Ebook: Hybrid Offline/Online Methods for Optimization Under Uncertainty
Balancing the solution-quality/time trade-off and optimizing problems which feature offline and online phases can deliver significant improvements in efficiency and budget control. Offline/online integration yields benefits by achieving high quality solutions while reducing online computation time.
This book considers multi-stage optimization problems under uncertainty and proposes various methods that have broad applicability. Due to the complexity of the task, the most popular approaches depend on the temporal granularity of the decisions to be made and are, in general, sampling-based methods and heuristics. Long-term strategic decisions that may have a major impact are typically solved using these more accurate, but expensive, sampling-based approaches. Short-term operational decisions often need to be made over multiple steps within a short time frame and are commonly addressed via polynomial-time heuristics, with the more advanced sampling-based methods only being applicable if their computational cost can be carefully managed. Despite being strongly interconnected, these 2 phases are typically solved in isolation.
In the first part of the book, general methods based on a tighter integration between the two phases are proposed and their applicability explored, and these may lead to significant improvements.

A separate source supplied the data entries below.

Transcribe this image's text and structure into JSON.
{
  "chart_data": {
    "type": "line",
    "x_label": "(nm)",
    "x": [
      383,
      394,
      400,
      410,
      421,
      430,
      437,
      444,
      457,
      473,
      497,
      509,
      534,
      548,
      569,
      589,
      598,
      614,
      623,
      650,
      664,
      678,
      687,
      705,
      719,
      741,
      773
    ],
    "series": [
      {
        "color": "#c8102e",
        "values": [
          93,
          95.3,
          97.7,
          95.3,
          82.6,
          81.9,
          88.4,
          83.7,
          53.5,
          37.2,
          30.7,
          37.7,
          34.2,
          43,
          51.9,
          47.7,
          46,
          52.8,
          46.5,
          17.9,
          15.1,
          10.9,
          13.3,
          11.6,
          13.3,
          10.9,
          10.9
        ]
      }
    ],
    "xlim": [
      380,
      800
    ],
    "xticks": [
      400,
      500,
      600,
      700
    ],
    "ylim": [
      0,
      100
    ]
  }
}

The second part of the book focuses on how to manage the cost/quality trade-off of online stochastic anticipatory algorithms, taking advantage of some offline information.
All the methods proposed here provide multiple options to balance the quality/time trade-off in optimization problems that involve offline and online phases, and are suitable for a variety of practical application scenarios.
This work considers multi-stage optimization problems under uncertainty. In this context, at each stage some uncertainty is revealed and some decision must be made: the need to account for multiple future developments makes stochastic optimization incredibly challenging. Due to such a complexity, the most popular approaches depend on the temporal granularity of the decisions to be made. These approaches are, in general, sampling-based methods and heuristics. Long-term strategic decisions (which are often very impactful) are typically solved via expensive, but more accurate, sampling-based approaches. Short-term operational decisions often need to be made over multiple steps, within a short time frame: they are commonly addressed via polynomial-time heuristics, while more advanced sampling-based methods are applicable only if their computational cost is carefully managed. We will refer to the first class of problems (and solution approaches) as offline and to the second as online. These phases are typically solved in isolation, despite being strongly interconnected. Starting from the idea of providing multiple options to balance the solution quality/time trade-off in optimization problem featuring offline and online phases, we propose different methods that have broad applicability. These methods have been firstly motivated by applications in real-world energy problems that involve distinct offline and online phases: for example, in Distributed Energy Management Systems we may need to define (offline) a daily production schedule for an industrial plant, and then manage (online) its power supply on a hour by hour basis. Then we show that our methods can be applied to a variety of practical application scenarios in very different domains with both discrete and numeric decision variables.
In the first part of this work, we propose general methods based on a tighter integration between the two phases and we show that their applicability can lead to substantial improvements. Our methods are applicable under two (fairly general) conditions: 1) the uncertainty is exogenous; 2) it is possible to define a greedy heuristic for the online phase that can be modeled as a parametric convex optimization problem. We start with a baseline composed by a two-stage offline approach paired with an online greedy heuristic. We then propose multiple methods to tighten the offline/online integration, leading to significant quality improvements, at the cost of an increased computation effort either in the offline or the online phase.
The second part of this work focuses on how to manage the cost/quality trade-off of online stochastic anticipatory algorithms, taking advantage of some offline information. Sampling-based anticipatory algorithms can be very effective at solving online optimization problems under uncertainty, but their computational cost may be sometimes prohibitive. In many practical cases, some degree of information about future uncertainty is available significantly in advance. This provides an opportunity to exploit offline techniques to boost the performance of the online method. In this context, we present three methods that, given an arbitrary anticipatory algorithm, allow to retain its solution quality at a fraction of the online computational cost, via a substantial degree of offline preparation. Our approaches are obtained by combining: 1) a simple technique to identify likely future outcomes based on past observations; 2) the (expensive) offline computation of a “contingency table”; and 3) an efficient solution-fixing heuristic. Overall, all the methods proposed in this work provide multiple options to balance the solution quality/time trade-off in optimization problem featuring offline and online phases, suiting a variety of practical application scenarios. We ground our methods on two real case studies with both offline and online decisions: an energy management system with uncertain renewable generation and demand, and a routing problem with uncertain travel times. The application domain feature respectively continuous and discrete decisions. An extensive analysis of the experimental results shows that indeed offline/online integration may lead to substantial benefits by achieving high solution quality, while reducing the online computation time.